Doch hat der Online-Verkauf das Zeug, die Nummer eins der Vertriebswege zu werden? „Der Online-Verkauf wird bei uns nie der Hauptabsatzweg werden, aber jetzt können sich die Leute, die ganz woanders wohnen, den Weihnachtsbaum aus der Nordheide nach Hause bestellen“, antwortet Angela Oelkers.  

Weihnachtsbäume ab 1,50 Metern passen gut

Auch die Abmessung der Bäume muss gut bedacht sein, schließlich müssen Sie zum Kunden manchmal einen weiten Weg zurücklegen. „1,50 bis 1,70 Meter ist die Maximalgröße, die bei uns auch am meisten gefragt war. Darüber wird der Baum zum Sperrgut und zu teuer. Er darf wegen der Verpackung nicht zu dick sein, aber es muss immer A-Ware sein“, erklärt Oelkers. 7,90 Euro verlangen beide für den Versand der Ware, die mit dem DPD versendet wird. Der Kunde kauft nicht nur online, sondern bezahlt auch digital, bequem per Mausklick und PayPal oder nutzen die Sofortüberweisung.

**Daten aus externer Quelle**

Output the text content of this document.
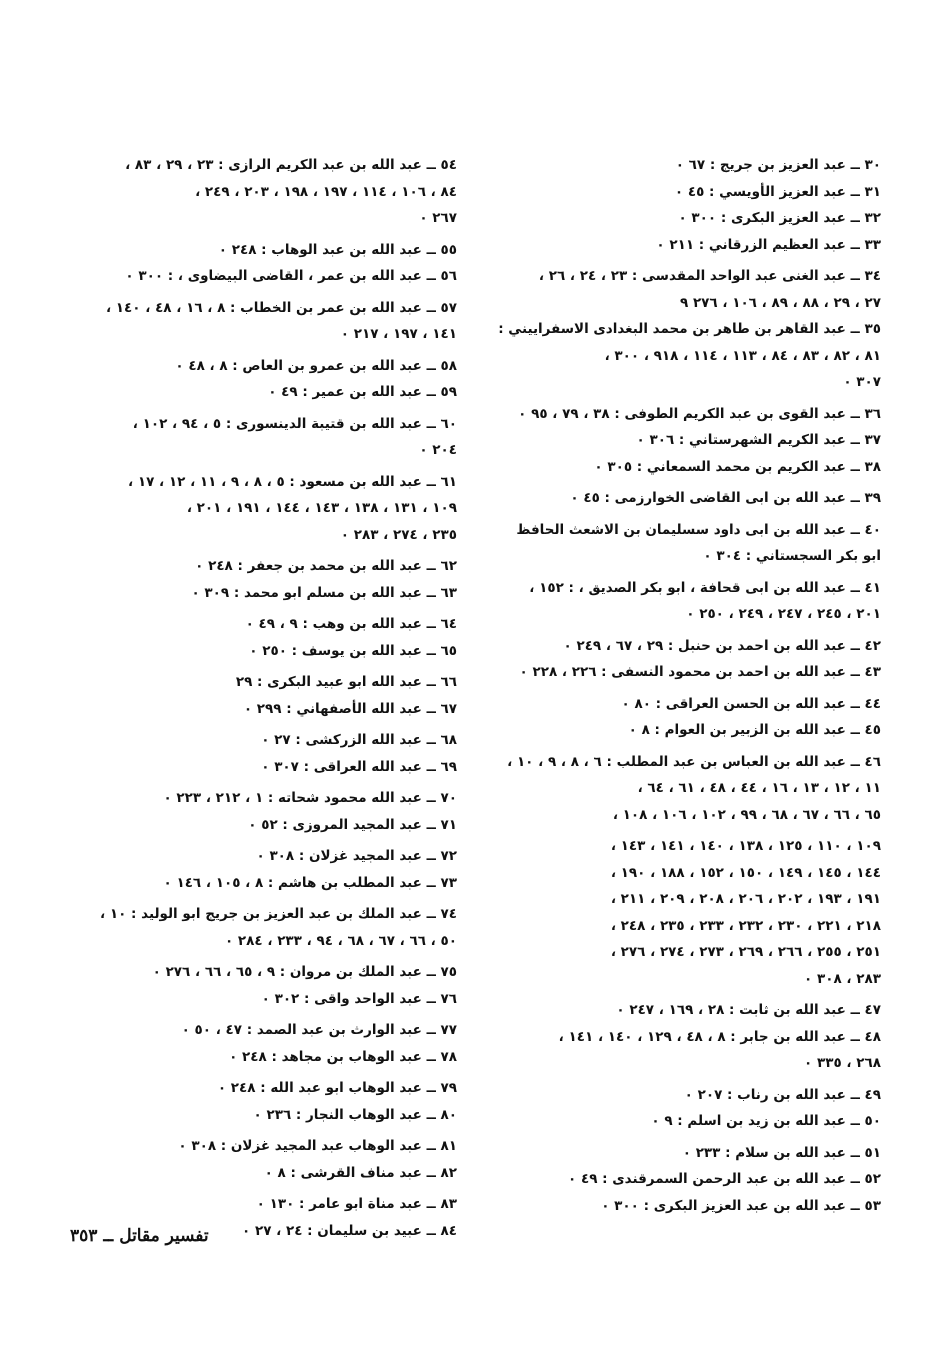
٣٠ ــ عبد العزيز بن جريج : ٦٧ ٠
٣١ ــ عبد العزيز الأويسي : ٤٥ ٠
٣٢ ــ عبد العزيز البكرى : ٣٠٠ ٠
٣٣ ــ عبد العظيم الزرقاني : ٢١١ ٠
٣٤ ــ عبد الغنى عبد الواحد المقدسى : ٢٣ ، ٢٤ ، ٢٦ ،
٢٧ ، ٢٩ ، ٨٨ ، ٨٩ ، ١٠٦ ، ٢٧٦ ٩
٣٥ ــ عبد القاهر بن طاهر بن محمد البغدادى الاسفراييني :
٨١ ، ٨٢ ، ٨٣ ، ٨٤ ، ١١٣ ، ١١٤ ، ٩١٨ ، ٣٠٠ ،
٣٠٧ ٠
٣٦ ــ عبد القوى بن عبد الكريم الطوفى : ٣٨ ، ٧٩ ، ٩٥ ٠
٣٧ ــ عبد الكريم الشهرستاني : ٣٠٦ ٠
٣٨ ــ عبد الكريم بن محمد السمعاني : ٣٠٥ ٠
٣٩ ــ عبد الله بن ابى القاضى الخوارزمى : ٤٥ ٠
٤٠ ــ عبد الله بن ابى داود سسليمان بن الاشعث الحافظ
ابو بكر السجستاني : ٣٠٤ ٠
٤١ ــ عبد الله بن ابى قحافة ، ابو بكر الصديق ، : ١٥٢ ،
٢٠١ ، ٢٤٥ ، ٢٤٧ ، ٢٤٩ ، ٢٥٠ ٠
٤٢ ــ عبد الله بن احمد بن حنبل : ٢٩ ، ٦٧ ، ٢٤٩ ٠
٤٣ ــ عبد الله بن احمد بن محمود النسفى : ٢٢٦ ، ٢٢٨ ٠
٤٤ ــ عبد الله بن الحسن العراقى : ٨٠ ٠
٤٥ ــ عبد الله بن الزبير بن العوام : ٨ ٠
٤٦ ــ عبد الله بن العباس بن عبد المطلب : ٦ ، ٨ ، ٩ ، ١٠ ،
١١ ، ١٢ ، ١٣ ، ١٦ ، ٤٤ ، ٤٨ ، ٦١ ، ٦٤ ،
٦٥ ، ٦٦ ، ٦٧ ، ٦٨ ، ٩٩ ، ١٠٢ ، ١٠٦ ، ١٠٨ ،
١٠٩ ، ١١٠ ، ١٢٥ ، ١٣٨ ، ١٤٠ ، ١٤١ ، ١٤٣ ،
١٤٤ ، ١٤٥ ، ١٤٩ ، ١٥٠ ، ١٥٢ ، ١٨٨ ، ١٩٠ ،
١٩١ ، ١٩٣ ، ٢٠٢ ، ٢٠٦ ، ٢٠٨ ، ٢٠٩ ، ٢١١ ،
٢١٨ ، ٢٢١ ، ٢٣٠ ، ٢٣٢ ، ٢٣٣ ، ٢٣٥ ، ٢٤٨ ،
٢٥١ ، ٢٥٥ ، ٢٦٦ ، ٢٦٩ ، ٢٧٣ ، ٢٧٤ ، ٢٧٦ ،
٢٨٣ ، ٣٠٨ ٠
٤٧ ــ عبد الله بن ثابت : ٢٨ ، ١٦٩ ، ٢٤٧ ٠
٤٨ ــ عبد الله بن جابر : ٨ ، ٤٨ ، ١٢٩ ، ١٤٠ ، ١٤١ ،
٢٦٨ ، ٣٣٥ ٠
٤٩ ــ عبد الله بن رناب : ٢٠٧ ٠
٥٠ ــ عبد الله بن زيد بن اسلم : ٩ ٠
٥١ ــ عبد الله بن سلام : ٢٣٣ ٠
٥٢ ــ عبد الله بن عبد الرحمن السمرقندى : ٤٩ ٠
٥٣ ــ عبد الله بن عبد العزيز البكرى : ٣٠٠ ٠
٥٤ ــ عبد الله بن عبد الكريم الرازى : ٢٣ ، ٢٩ ، ٨٣ ،
٨٤ ، ١٠٦ ، ١١٤ ، ١٩٧ ، ١٩٨ ، ٢٠٣ ، ٢٤٩ ،
٢٦٧ ٠
٥٥ ــ عبد الله بن عبد الوهاب : ٢٤٨ ٠
٥٦ ــ عبد الله بن عمر ، القاضى البيضاوى ، : ٣٠٠ ٠
٥٧ ــ عبد الله بن عمر بن الخطاب : ٨ ، ١٦ ، ٤٨ ، ١٤٠ ،
١٤١ ، ١٩٧ ، ٢١٧ ٠
٥٨ ــ عبد الله بن عمرو بن العاص : ٨ ، ٤٨ ٠
٥٩ ــ عبد الله بن عمير : ٤٩ ٠
٦٠ ــ عبد الله بن قتيبة الدينسورى : ٥ ، ٩٤ ، ١٠٢ ،
٢٠٤ ٠
٦١ ــ عبد الله بن مسعود : ٥ ، ٨ ، ٩ ، ١١ ، ١٢ ، ١٧ ،
١٠٩ ، ١٣١ ، ١٣٨ ، ١٤٣ ، ١٤٤ ، ١٩١ ، ٢٠١ ،
٢٣٥ ، ٢٧٤ ، ٢٨٣ ٠
٦٢ ــ عبد الله بن محمد بن جعفر : ٢٤٨ ٠
٦٣ ــ عبد الله بن مسلم ابو محمد : ٣٠٩ ٠
٦٤ ــ عبد الله بن وهب : ٩ ، ٤٩ ٠
٦٥ ــ عبد الله بن يوسف : ٢٥٠ ٠
٦٦ ــ عبد الله ابو عبيد البكرى : ٢٩
٦٧ ــ عبد الله الأصفهاني : ٢٩٩ ٠
٦٨ ــ عبد الله الزركشى : ٢٧ ٠
٦٩ ــ عبد الله العراقى : ٣٠٧ ٠
٧٠ ــ عبد الله محمود شحاته : ١ ، ٢١٢ ، ٢٢٣ ٠
٧١ ــ عبد المجيد المروزى : ٥٢ ٠
٧٢ ــ عبد المجيد غزلان : ٣٠٨ ٠
٧٣ ــ عبد المطلب بن هاشم : ٨ ، ١٠٥ ، ١٤٦ ٠
٧٤ ــ عبد الملك بن عبد العزيز بن جريج ابو الوليد : ١٠ ،
٥٠ ، ٦٦ ، ٦٧ ، ٦٨ ، ٩٤ ، ٢٣٣ ، ٢٨٤ ٠
٧٥ ــ عبد الملك بن مروان : ٩ ، ٦٥ ، ٦٦ ، ٢٧٦ ٠
٧٦ ــ عبد الواحد واقى : ٣٠٢ ٠
٧٧ ــ عبد الوارث بن عبد الصمد : ٤٧ ، ٥٠ ٠
٧٨ ــ عبد الوهاب بن مجاهد : ٢٤٨ ٠
٧٩ ــ عبد الوهاب ابو عبد الله : ٢٤٨ ٠
٨٠ ــ عبد الوهاب النجار : ٢٣٦ ٠
٨١ ــ عبد الوهاب عبد المجيد غزلان : ٣٠٨ ٠
٨٢ ــ عبد مناف القرشى : ٨ ٠
٨٣ ــ عبد مناة ابو عامر : ١٣٠ ٠
٨٤ ــ عبيد بن سليمان : ٢٤ ، ٢٧ ٠
تفسير مقاتل ــ ٣٥٣
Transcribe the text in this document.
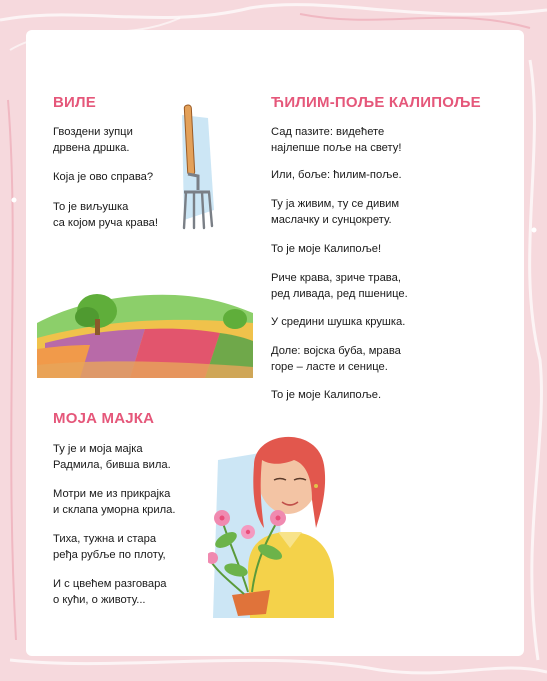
ВИЛЕ

Гвоздени зупци
дрвена дршка.

Која је ово справа?

То је виљушка
са којом руча крава!

ЋИЛИМ-ПОЉЕ КАЛИПОЉЕ

Сад пазите: видећете
најлепше поље на свету!

Или, боље: ћилим-поље.

Ту ја живим, ту се дивим
маслачку и сунцокрету.

То је моје Калипоље!

Риче крава, зриче трава,
ред ливада, ред пшенице.

У средини шушка крушка.

Доле: војска буба, мрава
горе – ласте и сенице.

То је моје Калипоље.

МОЈА МАЈКА

Ту је и моја мајка
Радмила, бивша вила.

Мотри ме из прикрајка
и склапа уморна крила.

Тиха, тужна и стара
рeђа рубље по плоту,

И с цвећем разговара
о кући, о животу...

Sowohl Oelkers als auch Mütherich geben an, dass sie durch das Online-Angebot Neukunden erschließen konnten. Mütherich beispielsweise konnte eine 80-jährige Berlinerin gewinnen, die sonst keine andere Möglichkeit gehabt hätte, an einen Weihnachtsbaum zu kommen.

Verbraucherumfrage: Weniger Käufer

Produzenten sollten auch nicht die jüngste Verbraucherumfrage aus dem Auge verlieren (Mehr finden Sie hierzu morgen in Ausgabe 22/2015). Demnach verlieren Traditionen an Bedeutung und mit ihnen der Kauf eines Weihnachtsbaums. Von 40,5 Millionen Haushalten kauften 19,44 Millionen zum Fest einen oder mehrere Naturbäume, wobei letztere Käufergruppe nur mit fünf Prozent zu Buche schlug. Damit gingen die Verkaufszahlen um rund 1,2 Millionen Stück zurück.